Formation of Be stars via wind accretion: Case study on Black hole + Be star binaries

TL;DR

This paper introduces a new formation scenario for black hole + Be star binaries via wind Roche lobe overflow, supported by simulations and population synthesis, predicting thousands of such systems in the Milky Way with wide, eccentric orbits.

Contribution

It presents the first detailed modeling of BH+Be binaries formed through WRLOF, estimating their population and orbital characteristics in the Milky Way.

Findings

Approximately 1800-3200 BHBe binaries in the Milky Way.

Systems have high eccentricities and wide orbits, with periods over 1000 days.

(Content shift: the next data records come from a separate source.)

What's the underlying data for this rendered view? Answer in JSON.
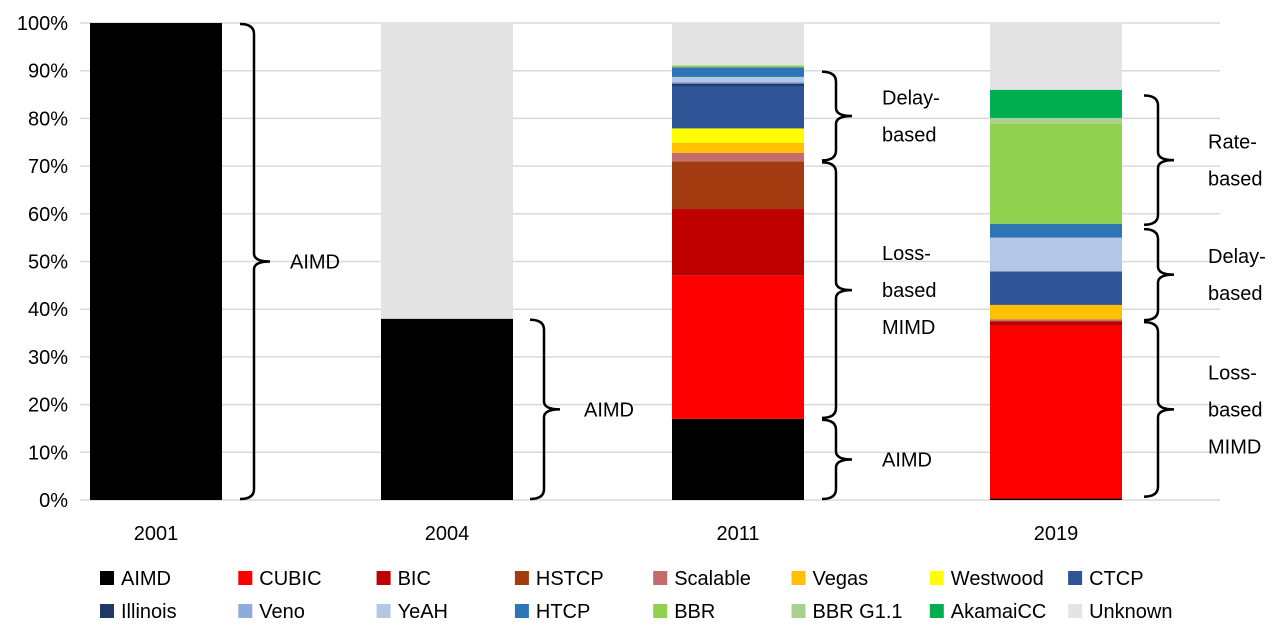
{
  "chart_data": {
    "type": "bar",
    "stacked": true,
    "title": "",
    "xlabel": "",
    "ylabel": "",
    "ylim": [
      0,
      100
    ],
    "y_tick_format": "percent",
    "y_ticks": [
      "0%",
      "10%",
      "20%",
      "30%",
      "40%",
      "50%",
      "60%",
      "70%",
      "80%",
      "90%",
      "100%"
    ],
    "grid": true,
    "legend_placement": "bottom",
    "categories": [
      "2001",
      "2004",
      "2011",
      "2019"
    ],
    "series": [
      {
        "name": "AIMD",
        "color": "#000000",
        "values": [
          100,
          38,
          17,
          0.3
        ]
      },
      {
        "name": "CUBIC",
        "color": "#ff0000",
        "values": [
          0,
          0,
          30,
          36.2
        ]
      },
      {
        "name": "BIC",
        "color": "#c00000",
        "values": [
          0,
          0,
          14,
          0.9
        ]
      },
      {
        "name": "HSTCP",
        "color": "#a33b11",
        "values": [
          0,
          0,
          10,
          0.2
        ]
      },
      {
        "name": "Scalable",
        "color": "#c46b6b",
        "values": [
          0,
          0,
          1.8,
          0.3
        ]
      },
      {
        "name": "Vegas",
        "color": "#ffc000",
        "values": [
          0,
          0,
          2.1,
          3
        ]
      },
      {
        "name": "Westwood",
        "color": "#ffff00",
        "values": [
          0,
          0,
          3,
          0
        ]
      },
      {
        "name": "CTCP",
        "color": "#2f5597",
        "values": [
          0,
          0,
          8.9,
          7
        ]
      },
      {
        "name": "Illinois",
        "color": "#1f3864",
        "values": [
          0,
          0,
          0.5,
          0
        ]
      },
      {
        "name": "Veno",
        "color": "#8faadc",
        "values": [
          0,
          0,
          0.4,
          0
        ]
      },
      {
        "name": "YeAH",
        "color": "#b4c7e7",
        "values": [
          0,
          0,
          1,
          7.1
        ]
      },
      {
        "name": "HTCP",
        "color": "#2e75b6",
        "values": [
          0,
          0,
          2,
          2.9
        ]
      },
      {
        "name": "BBR",
        "color": "#92d050",
        "values": [
          0,
          0,
          0.4,
          21
        ]
      },
      {
        "name": "BBR G1.1",
        "color": "#a9d18e",
        "values": [
          0,
          0,
          0,
          1.2
        ]
      },
      {
        "name": "AkamaiCC",
        "color": "#00b050",
        "values": [
          0,
          0,
          0,
          5.9
        ]
      },
      {
        "name": "Unknown",
        "color": "#e4e4e4",
        "values": [
          0,
          62,
          9,
          14
        ]
      }
    ],
    "annotations": [
      {
        "category": "2001",
        "range": [
          0,
          100
        ],
        "label": [
          "AIMD"
        ]
      },
      {
        "category": "2004",
        "range": [
          0,
          38
        ],
        "label": [
          "AIMD"
        ]
      },
      {
        "category": "2011",
        "range": [
          71,
          90
        ],
        "label": [
          "Delay-",
          "based"
        ]
      },
      {
        "category": "2011",
        "range": [
          17,
          71
        ],
        "label": [
          "Loss-",
          "based",
          "MIMD"
        ]
      },
      {
        "category": "2011",
        "range": [
          0,
          17
        ],
        "label": [
          "AIMD"
        ]
      },
      {
        "category": "2019",
        "range": [
          57.5,
          85
        ],
        "label": [
          "Rate-",
          "based"
        ]
      },
      {
        "category": "2019",
        "range": [
          37.5,
          57
        ],
        "label": [
          "Delay-",
          "based"
        ]
      },
      {
        "category": "2019",
        "range": [
          0.5,
          37.5
        ],
        "label": [
          "Loss-",
          "based",
          "MIMD"
        ]
      }
    ]
  }
}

Potential for detection via astrometric and interferometric methods.

Abstract

Be stars are rapidly rotating main-sequence (MS) stars that play a crucial role in understanding stellar evolution and binary interactions. In this letter, we propose a new formation scenario for black hole (BH) + Be star binaries (hereafter BHBe binaries), where the Be star is produced through the Wind Roche Lobe Overflow (WRLOF) mechanism. Our analysis is based on numerical simulations of the WRLOF process in massive binaries, building upon recent theoretical work. We demonstrate that the WRLOF model can efficiently form BHBe binaries under reasonable assumptions on stellar wind velocities. Using rapid binary population synthesis, we estimate the population of such systems in the Milky Way, predicting approximately $\sim$ {1800-3200} currently existing BHBe binaries originating from the WRLOF channel. These systems are characterized by high eccentricities and exceptionally wide orbits, with typical orbital periods exceeding 1000 days and a peak distribution around $\sim$10000 days. Due to their long orbital separations, these BHBe binaries are promising targets for future detection via astrometric {and interferometric} observations.